Friday, 4 October 2013
Theatre review: The Empty Quarter
Alexandra Wood's The Empty Quarter explores the dark side of a place best known as a millionaires' playground but which - at least up until a few years ago, when the play's action starts - represented somewhere even the average person could live a life of luxury if they were willing to leave their home behind. But in the crucial character of Gemma we also see into the empty world of an ex-pat who has no long-term friends where she lives, and is driven a bit crazy by it.
There were things about this setup that felt very familiar to my childhood in Greece, although mercifully the similarities only go so far: Fortunately my mum integrated well and had Greek friends too, but as an Englishwoman abroad her British friends were ex-pats who would sometimes move back home, never to be seen again (all my pets growing up were inherited from people who left the country and couldn't take them with them.) So I didn't find it too hard to imagine things one step further, and see this couple who've lived in Dubai for 20 years when most people stay for about five. Starved of long-term friendships, Gemma becomes acutely aware that the friends they see several times a week now will be all but forgotten in a couple of years' time. Hence Patrick's unusual clause for the loan, that Greg must work for him until it's paid off, keeping the younger couple in Dubai with them for 15 years.

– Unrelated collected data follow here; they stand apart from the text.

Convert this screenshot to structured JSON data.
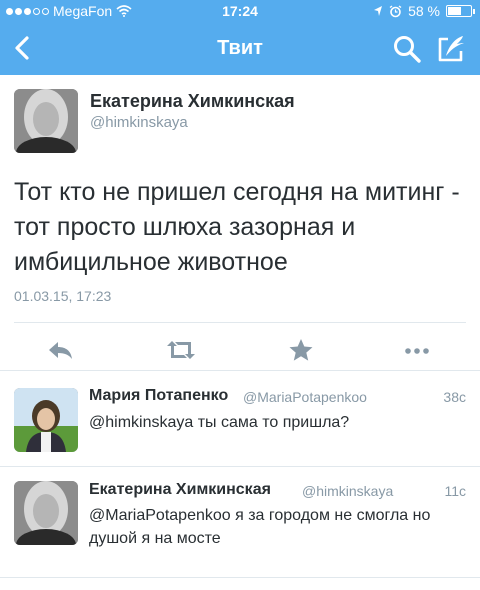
{
  "status_bar": {
    "carrier": "MegaFon",
    "time": "17:24",
    "battery_text": "58 %",
    "battery_level": 0.58,
    "signal_bars": 3,
    "signal_total": 5
  },
  "nav": {
    "title": "Твит",
    "icons": [
      "back-chevron-icon",
      "search-icon",
      "compose-icon"
    ]
  },
  "main_tweet": {
    "author_name": "Екатерина Химкинская",
    "handle": "@himkinskaya",
    "text": "Тот кто не пришел сегодня на митинг - тот просто шлюха зазорная и имбицильное животное",
    "date": "01.03.15, 17:23",
    "actions": [
      "reply-icon",
      "retweet-icon",
      "favorite-icon",
      "more-icon"
    ]
  },
  "replies": [
    {
      "author_name": "Мария Потапенко",
      "handle": "@MariaPotapenkoo",
      "time": "38с",
      "text": "@himkinskaya ты сама то пришла?"
    },
    {
      "author_name": "Екатерина Химкинская",
      "handle": "@himkinskaya",
      "time": "11с",
      "text": "@MariaPotapenkoo я за городом не смогла но душой я на мосте"
    }
  ],
  "colors": {
    "header_bg": "#55acee",
    "text": "#292f33",
    "secondary_text": "#8899a6",
    "icon_gray": "#8899a6",
    "divider": "#e1e8ed"
  }
}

Alexander is pretty spectacular as Gemma, starting out very funny as the hilariously self-involved lady of leisure interested only in shopping and workouts, but gradually turning up the dial on the panicked desperation of a woman for whom those are actually the only human interaction available outside the house. (Helen Goddard's set is of both couples' flats, often described as so similar and impersonal they could be hotel rooms, blending into one another.) She's so emotionally invested in the Filipino cleaning lady she can barely communicate with, that when the financial downturn means Patrick has to let her go, Gemma goes completely off the rails - even more so when the childless woman discovers Holly is pregnant, and her obsession starts to look dangerous.
McNee meanwhile manages to convey a different flavour of panic to Holly, one that also develops as the years go on. Greg, meanwhile, is the character with the least affinity for their surroundings (a nice little casting touch of director Anna Ledwich's to bring in such a pale, Scandinavian-looking actor to plonk into the middle of the desert) but ends up the most able to see the positive side and settle in to his new situation - perhaps having spent time in a real prison he's less likely to view being trapped with the older couple as one. And there's nothing wrong with a production that makes Gunnar Cauthery strip to his boxers. This is interesting stuff - funny at times, often dark and claustrophobic as well.
The Empty Quarter by Alexandra Wood is booking until the 26th of October at Hampstead Theatre Downstairs.
Running time: 2 hours 15 minutes including interval.